On the 27th November, Ms Patience Oniha, the Director General at the Debt Management Office, revealed that the Nigerian Federal Government has raised the sum of N10.5 billion from its savings bond scheme in just 18 months.
Speaking at the African Securities Exchanges Association Conference in Lagos, Ms Oniha was examining the topic of inclusive growth in Africa, primarily pertaining to digital finance, financial literacy, and the democratisation of wealth.
She revealed that this amount had been raised through the creation of the Federal Government Savings Bond in March 2017, which attracted a phenomenal 13,200 retail investors to the market.

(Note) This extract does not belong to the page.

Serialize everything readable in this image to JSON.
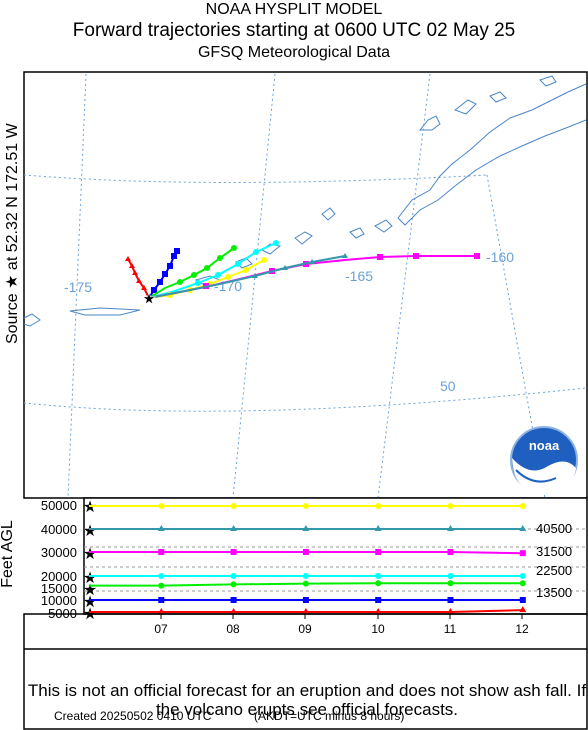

The Federal Government Savings Bond and failing financial inclusion
Introduced in March 2017, the Federal Government Savings Bond was developed to boost domestic investor participation in the bond market. Functioning similarly to the RSA bonds offered by the government of South Africa, for example, it is essentially a type of debt-based investment, where money is loaned to the government in return for an agreed rate of interest.
Arguably successful in the realisation of this aim, the programme attracted 13,200 retail investors, who between them raised N10.5 billion. However, Ms Oniha lamented that this sum was minimal when one considered the amount spent by the government on the enlightenment campaign.
She suggested this was an indication of how much still needs to be done to strengthen financial inclusion within the country, and stated that the Federal Government’s target had not actually been met, despite the sum realised.
Ms Oniha further went on to share her insights into what could be done next, stating that one possibility being considered by the Debt Management Office is the potential use of phones – a strategy currently utilised in Kenya. This would allow investors to more directly participate in government securities.
She explained: “The issue around what technology can do in terms of raising capital is extremely important to us. We traditionally… have been serving only a segment of the market – the institutional investors and foreign investors – [and] there is no buy-side from the retail investors because they need to be knowledgeable and familiar to invest in the sovereign bond.”
Looking to technology
Ms Oniha is not the only person to voice such views. Mr Albert Wigwe, the Managing Director of Access Bank Plc, also suggested that larger numbers of people could be reached via technology and its application.
Talking on the topic, he focused on the avalanche of technological changes which the world is currently experiencing, and noted that these could be used to reach more individuals and to enhance the service delivery provided by financial institutions.
He said: “The traditional way to make money is vanishing, so we need to look at other ways to make money and cut cost. We have 65 percent of Nigerians who are youths and they are an important segment of the society. At Access Bank, we are using technology to reach [them] and change how people transact.”
He specifically noted how phones are being used to replace cards and carry out business transactions even in the remotest of areas, suggesting that this is something both governments and financial institutions must take note of moving forward.
Could it be that the entire bonds market is now on the brink of a new and profitable revolution?